The more crowded the trains got, the more noticeable it became. Out in the boonies, where the trains came only once or twice a day (if that,) and carried only a handful of passengers, it could perhaps be expected that people would space themselves out more widely. But as they closed into Central, passing from one train line to another and through more and more populated stations, it became obvious what was going on.

No-one wanted to sit next to the Elric brothers. Nobody seemed to even want to get near them. Maybe out in the middle of nowhere that was understandable—a seven-foot-tall suit of armor was pretty intimidating, after all, if there were no security personnel around. Here in the city, people were used to that sort of thing, and although the train guards couldn't have laid a hand on Ed or Al on their best day, the other passengers didn't have to know that.

No, it wasn't Al that was the problem.

"It sucks, being a dog of the military," Ed grumbled, sliding a little further down in his seat. Across the aisle, a woman with a bun and a black purse sniffed disdainfully, and moved a seat further away. The seats on either side of the Elrics were already empty, as two other women had opted to stand and hold the handrails rather than sit by them, despite the crowding in the car.

"I don't think there's anything wrong with you, Brother," Al said loyally, and Ed scowled. At the very least, he consoled himself, he didn't think it was Al that the passengers were snubbing. Al had an amazing ability to make himself unobtrusive, and Ed's silver watch usually acted as a lightning rod for other people's contempt and discontent.

"—show a little basic decency?" hissed a female voice, at the very edge of their hearing. Ed stiffened. There were a few mutters behind closed hands, and at least one man was actually openly glaring at them. He didn't let himself respond, though; he had far too much practice with this.

"I knew what I was getting myself into when I made this choice, Al," Ed said, rather more fatalistically than he actually felt. He scratched the back of his neck. After a week-long mission out in nowhere towns with the most rustic of inns, he was more than ready to collapse into a real bed and eat a nice hot cow or two. He was not in the mood to deal with this now. After a moment, he added, "You'd think people in Central would be more used to State Alchemists, though. It's not like their damn headquarters are in this city, or anything."

"Maybe that's why," Al offered. "Still, I don't think it's fair. You aren't like the other State Alchemists. You're the People's Alchemist. Don't they know that?"

Ed scowled. They had to recognize him, didn't they? Otherwise how would they know he was an Alchemist at all—he didn't wear a uniform, and he didn't carry his watch obviously. But as the youngest State Alchemist ever to pass the exam, he'd gotten a lot of noterity in Central, and then even more as a hero in the East.
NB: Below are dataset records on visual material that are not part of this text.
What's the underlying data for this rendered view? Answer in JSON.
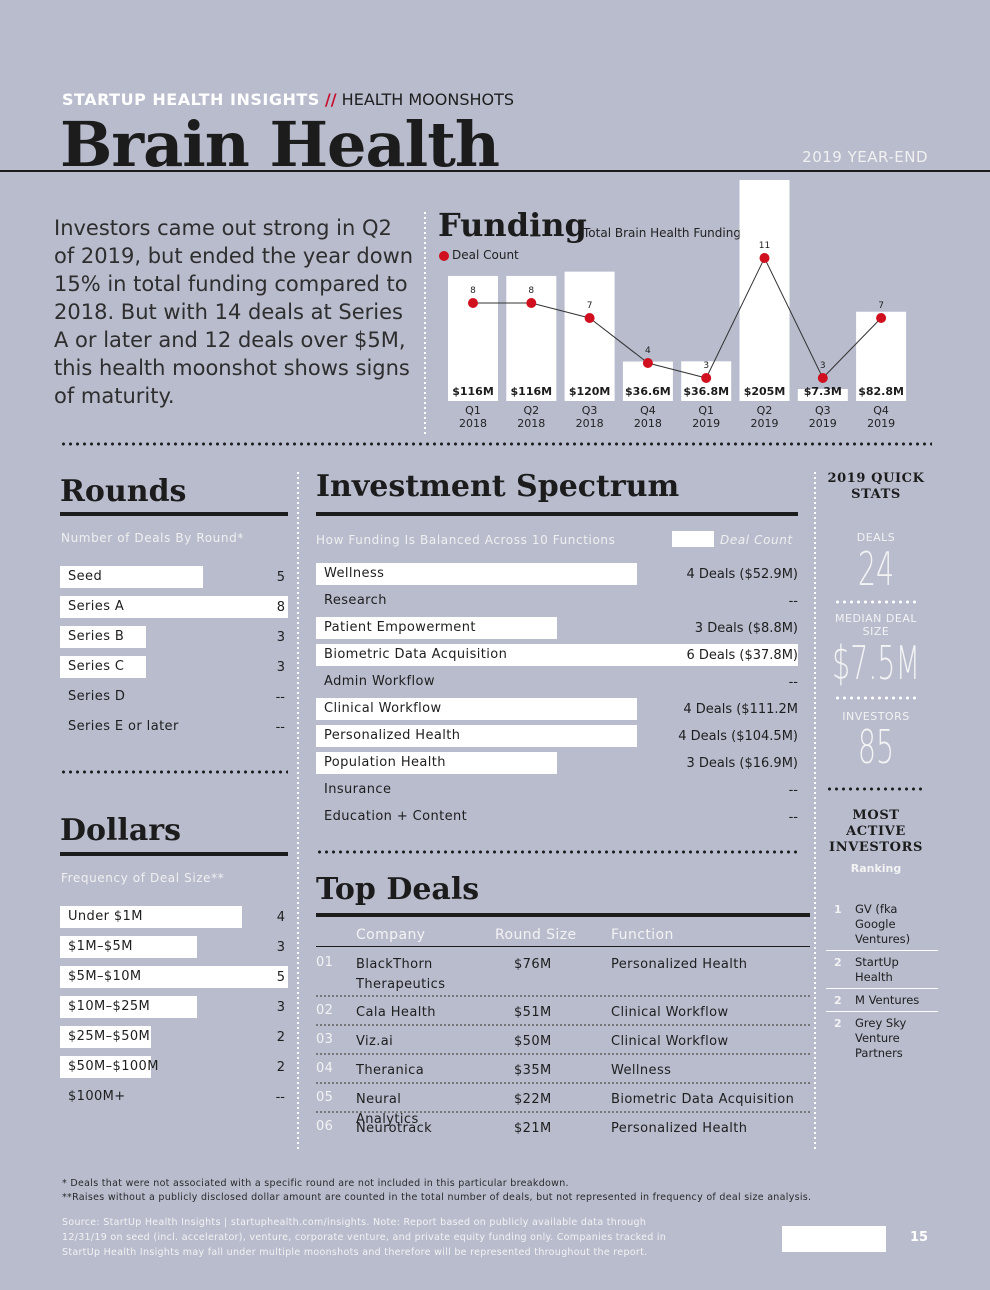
{
  "header": {
    "kicker_brand": "STARTUP HEALTH INSIGHTS",
    "kicker_sep": "//",
    "kicker_topic": "HEALTH MOONSHOTS",
    "title": "Brain Health",
    "edition": "2019 YEAR-END"
  },
  "intro": "Investors came out strong in Q2 of 2019, but ended the year down 15% in total funding compared to 2018. But with 14 deals at Series A or later and 12 deals over $5M, this health moonshot shows signs of maturity.",
  "funding": {
    "title": "Funding",
    "subtitle": "Total Brain Health Funding",
    "legend_dealcount": "Deal Count"
  },
  "chart_data": {
    "type": "bar",
    "categories": [
      [
        "Q1",
        "2018"
      ],
      [
        "Q2",
        "2018"
      ],
      [
        "Q3",
        "2018"
      ],
      [
        "Q4",
        "2018"
      ],
      [
        "Q1",
        "2019"
      ],
      [
        "Q2",
        "2019"
      ],
      [
        "Q3",
        "2019"
      ],
      [
        "Q4",
        "2019"
      ]
    ],
    "series": [
      {
        "name": "Total Brain Health Funding",
        "values": [
          116,
          116,
          120,
          36.6,
          36.8,
          205,
          7.3,
          82.8
        ],
        "labels": [
          "$116M",
          "$116M",
          "$120M",
          "$36.6M",
          "$36.8M",
          "$205M",
          "$7.3M",
          "$82.8M"
        ]
      },
      {
        "name": "Deal Count",
        "type": "line",
        "values": [
          8,
          8,
          7,
          4,
          3,
          11,
          3,
          7
        ]
      }
    ],
    "colors": {
      "bar": "#ffffff",
      "line": "#d0101e"
    }
  },
  "rounds": {
    "title": "Rounds",
    "subtitle": "Number of Deals By Round*",
    "rows": [
      {
        "label": "Seed",
        "value": "5",
        "n": 5
      },
      {
        "label": "Series A",
        "value": "8",
        "n": 8
      },
      {
        "label": "Series B",
        "value": "3",
        "n": 3
      },
      {
        "label": "Series C",
        "value": "3",
        "n": 3
      },
      {
        "label": "Series D",
        "value": "--",
        "n": 0
      },
      {
        "label": "Series E or later",
        "value": "--",
        "n": 0
      }
    ]
  },
  "dollars": {
    "title": "Dollars",
    "subtitle": "Frequency of Deal Size**",
    "rows": [
      {
        "label": "Under $1M",
        "value": "4",
        "n": 4
      },
      {
        "label": "$1M–$5M",
        "value": "3",
        "n": 3
      },
      {
        "label": "$5M–$10M",
        "value": "5",
        "n": 5
      },
      {
        "label": "$10M–$25M",
        "value": "3",
        "n": 3
      },
      {
        "label": "$25M–$50M",
        "value": "2",
        "n": 2
      },
      {
        "label": "$50M–$100M",
        "value": "2",
        "n": 2
      },
      {
        "label": "$100M+",
        "value": "--",
        "n": 0
      }
    ]
  },
  "spectrum": {
    "title": "Investment Spectrum",
    "subtitle": "How Funding Is Balanced Across 10 Functions",
    "legend": "Deal Count",
    "rows": [
      {
        "label": "Wellness",
        "value": "4 Deals ($52.9M)",
        "n": 4
      },
      {
        "label": "Research",
        "value": "--",
        "n": 0
      },
      {
        "label": "Patient Empowerment",
        "value": "3 Deals ($8.8M)",
        "n": 3
      },
      {
        "label": "Biometric Data Acquisition",
        "value": "6 Deals ($37.8M)",
        "n": 6
      },
      {
        "label": "Admin Workflow",
        "value": "--",
        "n": 0
      },
      {
        "label": "Clinical Workflow",
        "value": "4 Deals ($111.2M",
        "n": 4
      },
      {
        "label": "Personalized Health",
        "value": "4 Deals ($104.5M)",
        "n": 4
      },
      {
        "label": "Population Health",
        "value": "3 Deals ($16.9M)",
        "n": 3
      },
      {
        "label": "Insurance",
        "value": "--",
        "n": 0
      },
      {
        "label": "Education + Content",
        "value": "--",
        "n": 0
      }
    ]
  },
  "top_deals": {
    "title": "Top Deals",
    "headers": [
      "Company",
      "Round Size",
      "Function"
    ],
    "rows": [
      {
        "rank": "01",
        "company": "BlackThorn Therapeutics",
        "size": "$76M",
        "function": "Personalized Health"
      },
      {
        "rank": "02",
        "company": "Cala Health",
        "size": "$51M",
        "function": "Clinical Workflow"
      },
      {
        "rank": "03",
        "company": "Viz.ai",
        "size": "$50M",
        "function": "Clinical Workflow"
      },
      {
        "rank": "04",
        "company": "Theranica",
        "size": "$35M",
        "function": "Wellness"
      },
      {
        "rank": "05",
        "company": "Neural Analytics",
        "size": "$22M",
        "function": "Biometric Data Acquisition"
      },
      {
        "rank": "06",
        "company": "Neurotrack",
        "size": "$21M",
        "function": "Personalized Health"
      }
    ]
  },
  "quick_stats": {
    "title": "2019 QUICK STATS",
    "deals_label": "DEALS",
    "deals_value": "24",
    "median_label": "MEDIAN DEAL SIZE",
    "median_value": "$7.5M",
    "investors_label": "INVESTORS",
    "investors_value": "85"
  },
  "most_active": {
    "title": "MOST ACTIVE INVESTORS",
    "subtitle": "Ranking",
    "rows": [
      {
        "rank": "1",
        "name": "GV (fka Google Ventures)"
      },
      {
        "rank": "2",
        "name": "StartUp Health"
      },
      {
        "rank": "2",
        "name": "M Ventures"
      },
      {
        "rank": "2",
        "name": "Grey Sky Venture Partners"
      }
    ]
  },
  "footnotes": {
    "note1": "* Deals that were not associated with a specific round are not included in this particular breakdown.",
    "note2": "**Raises without a publicly disclosed dollar amount are counted in the total number of deals, but not represented in frequency of deal size analysis.",
    "source": "Source: StartUp Health Insights | startuphealth.com/insights. Note: Report based on publicly available data through 12/31/19 on seed (incl. accelerator), venture, corporate venture, and private equity funding only. Companies tracked in StartUp Health Insights may fall under multiple moonshots and therefore will be represented throughout the report."
  },
  "page_number": "15"
}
Didn't these people realize that?

The train slowed. "Seventh Street Station," the voice of the trainmaster singsonged over the PA. "Next stop, Central Square Station, end of the line."

"Come on, Al," Ed said abruptly, standing up against the lurching train and grabbing his suitcase. "Let's get off here. We can visit the Major before we report in."

As they off-boarded the train, people pointedly drew out of their way and turned their faces aside. Ed ignored them. Let them think what they wanted! Al knew there was nothing wrong with him, and of all the people in the world Al should know him best. Right?

They found Major Hughes out working in his lawn, puttering between the hedges with a pair of clippers and a hose. Elysia was nearby, of course; but she was intent on doing something very important with mud and didn't see her 'big brothers' approach.

"Yo, Ed!" Hughes greeted them, setting down the clippers and lifting a hand as they approached. "Long time no see, Al. You boys must have just gotten in from an assignment. Will you be in Central long? Elysia has been dying to see you!"

"Yeah, but we'll be busy most of the time," Ed replied. "We've got tonight off, though, so maybe... if you guys wouldn't mind a few guests for dinner..." He sucked in his cheeks and aimed a wide-eyed, starving look at Hughes, who laughed. Al would have smiled, if he could; Ed always had just one thing on his mind.

"At five o'clock, then," Hughes agreed easily. Then a peculiar expression crossed over his face. "But before then..."

And calmly, he turned the hose on Ed. There was an indignant squawk, a sputtering and spraying and flapping or red cloth and gold hair; Al squeaked alarm and edged away from the stream of water.

Ed emerged a moment later, sputtering and spitting water. "What did you do that for?!" Ed screeched, more than a little wild-eyed. "Major, I thought we were friends!"

"We are friends," Hughes replied with an easy grin. "But we'll be much better friends after you go and get a bath. Ed, you smell."